Ces éléments d’architecture monétaire permettent de comprendre comment fonctionne le système et ce qu’il permet.

 

L’unité de compte.

  • Une unité de compte qui fait référence à la monnaie officielle (une unité de monnaie complémentaire = un euro).

C’est le cas par exemple pour la majorité des monnaies à vocation économique ou territoriale, puisqu’elles côtoient la monnaie officielle dans l’activité, et que les références économiques sont en monnaie officielle.

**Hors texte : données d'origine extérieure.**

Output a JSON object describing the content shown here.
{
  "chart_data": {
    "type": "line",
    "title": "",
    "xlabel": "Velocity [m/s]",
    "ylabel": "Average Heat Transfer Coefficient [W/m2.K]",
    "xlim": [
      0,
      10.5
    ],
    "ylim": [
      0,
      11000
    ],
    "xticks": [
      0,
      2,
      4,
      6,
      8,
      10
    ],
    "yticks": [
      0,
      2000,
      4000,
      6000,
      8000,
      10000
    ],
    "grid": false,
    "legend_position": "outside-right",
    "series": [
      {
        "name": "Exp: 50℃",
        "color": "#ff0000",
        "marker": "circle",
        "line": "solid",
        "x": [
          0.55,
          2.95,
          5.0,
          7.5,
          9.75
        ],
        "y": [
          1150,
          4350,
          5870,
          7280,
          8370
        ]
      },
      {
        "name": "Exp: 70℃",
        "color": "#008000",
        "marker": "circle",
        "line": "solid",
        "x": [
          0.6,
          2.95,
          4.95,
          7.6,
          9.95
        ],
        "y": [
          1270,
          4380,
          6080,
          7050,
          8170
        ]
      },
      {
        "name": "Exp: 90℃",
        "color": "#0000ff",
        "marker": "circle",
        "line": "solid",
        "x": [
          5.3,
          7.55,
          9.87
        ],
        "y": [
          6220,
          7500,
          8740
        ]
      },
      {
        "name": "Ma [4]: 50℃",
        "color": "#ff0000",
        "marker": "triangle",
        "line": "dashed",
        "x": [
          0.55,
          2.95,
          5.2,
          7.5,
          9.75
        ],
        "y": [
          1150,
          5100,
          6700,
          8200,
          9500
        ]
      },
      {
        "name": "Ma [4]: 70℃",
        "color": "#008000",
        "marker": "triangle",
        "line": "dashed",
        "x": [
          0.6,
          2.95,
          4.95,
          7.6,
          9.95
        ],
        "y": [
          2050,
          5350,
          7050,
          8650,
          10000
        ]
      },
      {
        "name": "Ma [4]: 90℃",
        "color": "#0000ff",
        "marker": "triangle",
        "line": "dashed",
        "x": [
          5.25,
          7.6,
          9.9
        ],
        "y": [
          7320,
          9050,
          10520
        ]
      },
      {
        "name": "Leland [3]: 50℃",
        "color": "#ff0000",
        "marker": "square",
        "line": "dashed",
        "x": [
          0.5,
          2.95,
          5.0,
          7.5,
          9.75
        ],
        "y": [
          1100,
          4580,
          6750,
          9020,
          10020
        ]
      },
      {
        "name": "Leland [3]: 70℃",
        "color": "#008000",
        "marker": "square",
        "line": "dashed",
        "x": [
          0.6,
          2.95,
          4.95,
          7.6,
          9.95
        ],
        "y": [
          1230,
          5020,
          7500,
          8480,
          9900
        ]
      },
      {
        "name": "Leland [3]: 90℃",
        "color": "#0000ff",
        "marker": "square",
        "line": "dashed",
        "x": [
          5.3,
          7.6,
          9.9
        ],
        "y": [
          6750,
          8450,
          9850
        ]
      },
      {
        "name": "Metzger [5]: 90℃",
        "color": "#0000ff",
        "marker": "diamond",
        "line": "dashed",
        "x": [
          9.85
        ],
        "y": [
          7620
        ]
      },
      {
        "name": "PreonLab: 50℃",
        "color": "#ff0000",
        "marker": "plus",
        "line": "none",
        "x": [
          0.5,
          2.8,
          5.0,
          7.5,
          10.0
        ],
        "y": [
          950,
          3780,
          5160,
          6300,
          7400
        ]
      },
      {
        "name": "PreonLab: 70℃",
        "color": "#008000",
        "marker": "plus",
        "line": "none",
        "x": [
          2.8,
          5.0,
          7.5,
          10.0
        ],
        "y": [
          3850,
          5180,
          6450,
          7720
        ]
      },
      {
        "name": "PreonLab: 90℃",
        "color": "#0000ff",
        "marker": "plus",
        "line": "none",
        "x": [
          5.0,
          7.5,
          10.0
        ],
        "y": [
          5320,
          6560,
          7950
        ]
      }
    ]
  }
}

  • Une unité de compte en « temps »

C’est le cas de la majorité des monnaies à vocation sociale (SEL, Banques du temps, etc..)
 

  • Une unité de compte basée sur un produit de référence, un panier de matières premières, ....

 

Les modalités d’émission monétaire.

  • Ancrage sur les monnaies officielles :
  • Cela concerne principalement les monnaies complémentaires circulant dans la sphère des activités économiques.
  • Il n’y a pas de création monétaire en soi, mais une orientation de la monnaie officielle vers des activités particulières. La monnaie complémentaire est obtenue par échange contre de la monnaie officielle. Celle-ci constitue alors un "fonds de garantie" égal au montant de monnaie complémentaire en circulation. La monnaie peut être reconvertie en monnaie officielle, selon certaines conditions.
  • Dans un certain sens, ce type de monnaie complémentaire pourrait être décrit comme un « tampon » apposé à la monnaie et qui permettrait de diriger son utilisation (puisqu’elle ne peut être utilisée que dans le réseau l’acceptant). D’un autre coté, la monnaie officielle "gagée" en banque élargit le spectre d’action, par la possibilité d’utiliser le "fonds de garantie" constitué en monnaie officielle pour appuyer des activités à caractère solidaire.
  • Le crédit mutuel.
  • La monnaie est créée « tout simplement » par l’échange de biens ou de services entre participants (crédit / débit des comptes correspondants, équilibre général du système)
  • Cette création est en lien étroit avec l’activité elle-même car sa création se fait sur la base d’un échange de biens ou de services réels.
  • Exemples : Systèmes à base temps (comme les SELs), mais aussi systèmes à vocation économique d’échanges inter-entreprises comme le Wir et les systèmes Barter.
  • Le crédit simple
  • C’est à dire l’attribution de prêts en monnaie complémentaire par la "banque" chargée de gérer la monnaie complémentaire (activité de crédit "classique", création monétaire ex nihilo, la monnaie étant détruire lors du remboursement du crédit).
  • C’est le cas du WIR, puisque la banque WIR propose également des prêts "classiques", ou encore du micro-crédit proposé par le Palmas
  • Monnaies émises par un « agent ».
  • Ce sont des monnaies « d’impulsion », on injecte une certain montant de masse monétaire pour permettre que les échanges se fassent, ou à tout le moins qu’ils démarrent en donnant à chacun la possibilité de faire la première transaction.
  • C’est le cas de certains cercles d’échange où chacun se voit recevoir, à son « entrée », un certain nombre de points. C’est le cas également, dans une certaine mesure, de certaines monnaies mixtes.
  • Par exemple, les Calgary dollars (Canada) sont une monnaie "fiat", émise par le centre d’animation Arusha, sur la base de la confiance des membres du réseau à l’utiliser. En termes fiscaux, ces initiatives s’appuient sur les législations des "barters" (systèmes de crédit mutuel).

 

La "fonte"(en anglais, "demurrage")

Dans un certain nombre de cas, la circulation de la monnaie est garantie par un système de « fonte ». Au début de chaque trimestre, pour que la monnaie reste valable, chaque bon doit recevoir un timbre dont le prix équivaut en général à 2% de la valeur du bon. Ce système pousse à utiliser la monnaie complémentaire (en ne favorisant pas l’épargne). En général, le coût de la fonte est pris en charge par les commerçants qui l’assimilent à des coûts marketing. Le système est bien expliqué dans l’exemple du Chiemgauer.